第24話 川の産物をどうするか、それが悩み
ぽかぽか太陽と焚火に照らされて体が温もってくると、うつらうつらと皆が揺れ始める。年の若い順からぱたぱたとお母さん方の太ももに倒れていく。二人も寝ないの、遊ぶのと言っていたが、睡魔には勝てず、すやぁっと寝入ってしまった。
「ティーダも良いのよ」
ぽんぽんと母が叩く太ももによじよじとよじ登ると、そっと抱き上げられる。柔らかで温かな体に包まれると、ふわぁと体の芯から眠気汁みたいなのが巡ってきて、一気に意識を落とす。瞼が落ちる刹那に見たのは、寝入った子供を他のお母さんに預けて、竿を持って颯爽と川の方に向かっていく女傑の姿であった。
「……だ……ぃだ、ティーダ。起きなさい」
緩やかに揺さぶられる感触で目を覚ますと、目の前に慈愛に満ちた母の顔があった。そっと手を伸ばすと、頬を擦り付け、そっと額にくっつける。
「ん。熱は無いわね」
気付くと、布で包まれており、風邪を引かないようにしてくれたのだと気付く。火の片づけは終わっており、空はもう茜が差し込み始めている。ヒグラシのような夏の声が少し物寂し気な音色を奏でている。
「じゃあ、帰りましょうか」
お母さん方が最後の確認を終えて、立ち上がる。行きしには空だった魚籠からはぴくぴく動く魚の尻尾がこれでもかと突き出している。最後に家に帰って分けるのかなと思っていたら、ささっとミイラ状態の私を抱っこ紐で縛る。

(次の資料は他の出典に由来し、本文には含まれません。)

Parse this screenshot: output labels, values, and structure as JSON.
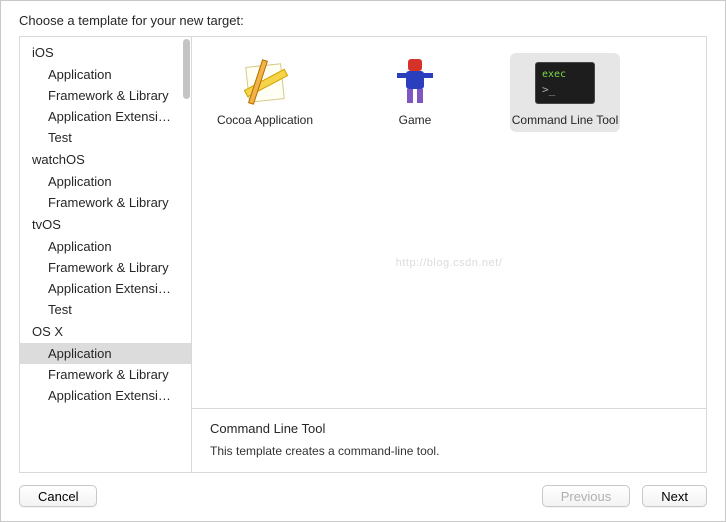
{
  "header": {
    "title": "Choose a template for your new target:"
  },
  "sidebar": {
    "groups": [
      {
        "name": "iOS",
        "items": [
          "Application",
          "Framework & Library",
          "Application Extensi…",
          "Test"
        ]
      },
      {
        "name": "watchOS",
        "items": [
          "Application",
          "Framework & Library"
        ]
      },
      {
        "name": "tvOS",
        "items": [
          "Application",
          "Framework & Library",
          "Application Extensi…",
          "Test"
        ]
      },
      {
        "name": "OS X",
        "items": [
          "Application",
          "Framework & Library",
          "Application Extensi…"
        ]
      }
    ],
    "selected": {
      "group": "OS X",
      "item": "Application"
    }
  },
  "templates": [
    {
      "id": "cocoa",
      "label": "Cocoa Application",
      "icon": "cocoa-app-icon",
      "selected": false
    },
    {
      "id": "game",
      "label": "Game",
      "icon": "game-icon",
      "selected": false
    },
    {
      "id": "clt",
      "label": "Command Line Tool",
      "icon": "terminal-icon",
      "selected": true
    }
  ],
  "desc": {
    "title": "Command Line Tool",
    "text": "This template creates a command-line tool."
  },
  "footer": {
    "cancel": "Cancel",
    "previous": "Previous",
    "next": "Next"
  },
  "watermark": "http://blog.csdn.net/"
}
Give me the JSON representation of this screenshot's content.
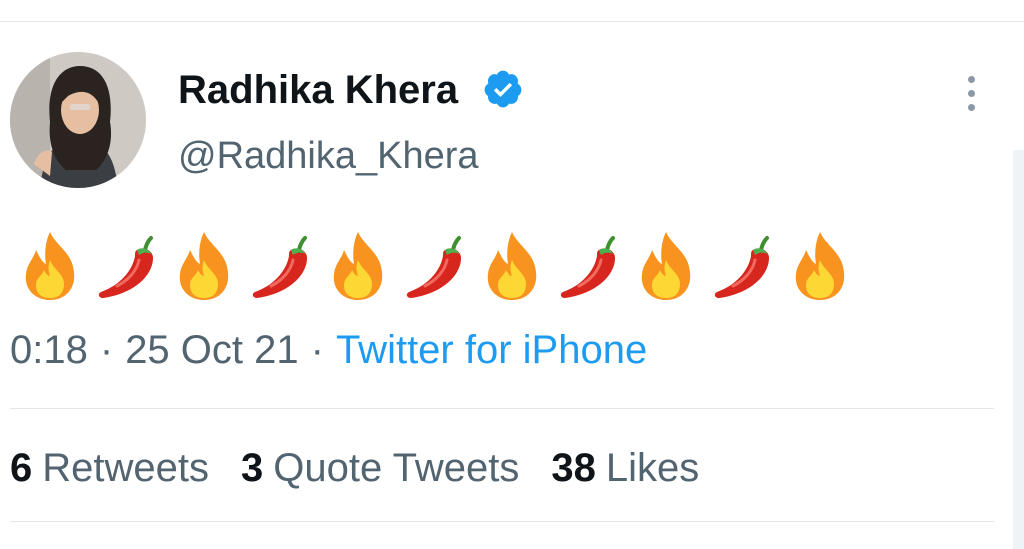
{
  "tweet": {
    "author": {
      "name": "Radhika Khera",
      "handle": "@Radhika_Khera",
      "verified": true
    },
    "body_icons": [
      "fire-icon",
      "chili-pepper-icon",
      "fire-icon",
      "chili-pepper-icon",
      "fire-icon",
      "chili-pepper-icon",
      "fire-icon",
      "chili-pepper-icon",
      "fire-icon",
      "chili-pepper-icon",
      "fire-icon"
    ],
    "meta": {
      "time": "0:18",
      "separator": "·",
      "date": "25 Oct 21",
      "source": "Twitter for iPhone"
    },
    "stats": {
      "retweets": {
        "count": "6",
        "label": "Retweets"
      },
      "quotes": {
        "count": "3",
        "label": "Quote Tweets"
      },
      "likes": {
        "count": "38",
        "label": "Likes"
      }
    }
  },
  "colors": {
    "text_primary": "#0f1419",
    "text_secondary": "#536471",
    "accent": "#1d9bf0",
    "divider": "#e1e6ea"
  }
}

帰り道の子守歌は、少しだけ寂し気で、どこか懐かしい雰囲気を感じさせた。とすとすと一定のリズムに再び眠気を催していると、家に到着する。
「駄目よ。あまり寝ると、夜眠れなくなるわ」
くりくりっと顎で額を突かれた私は目を覚まし辺りを見回す。子供達は銘々、半分眠ったようにミイラ状態でぶら下がっている。お母さん方は、ささっと手早く、魚を分けて、ほくほく顔で家路を急ぐ。
家で待っていた父が、夕食で見事に料理された魚を前にして大喜びしたのは言うまでもない。
夜、少し眠り過ぎた私は、真夜中に目覚める。ふむ。川の規模は思ったより大きかった。すぐに水車動力に向かうにはちょっと投資が大きい。まずは手出しをしていない真水の資金を稼ぐべきだなと思って、川魚を思い出す。燻製……後は……。ふと閃いた内容を実施するにあたっての前提条件を考える。次は猟、罠猟を見せてもらえば、何とかなるかな。少し頼りないが目算を付けて目を閉じる。あまり遅くまで起きていると成長に影響する。出来れば身長は伸びて欲しいので、頑張って眠る事にした。すやぁ。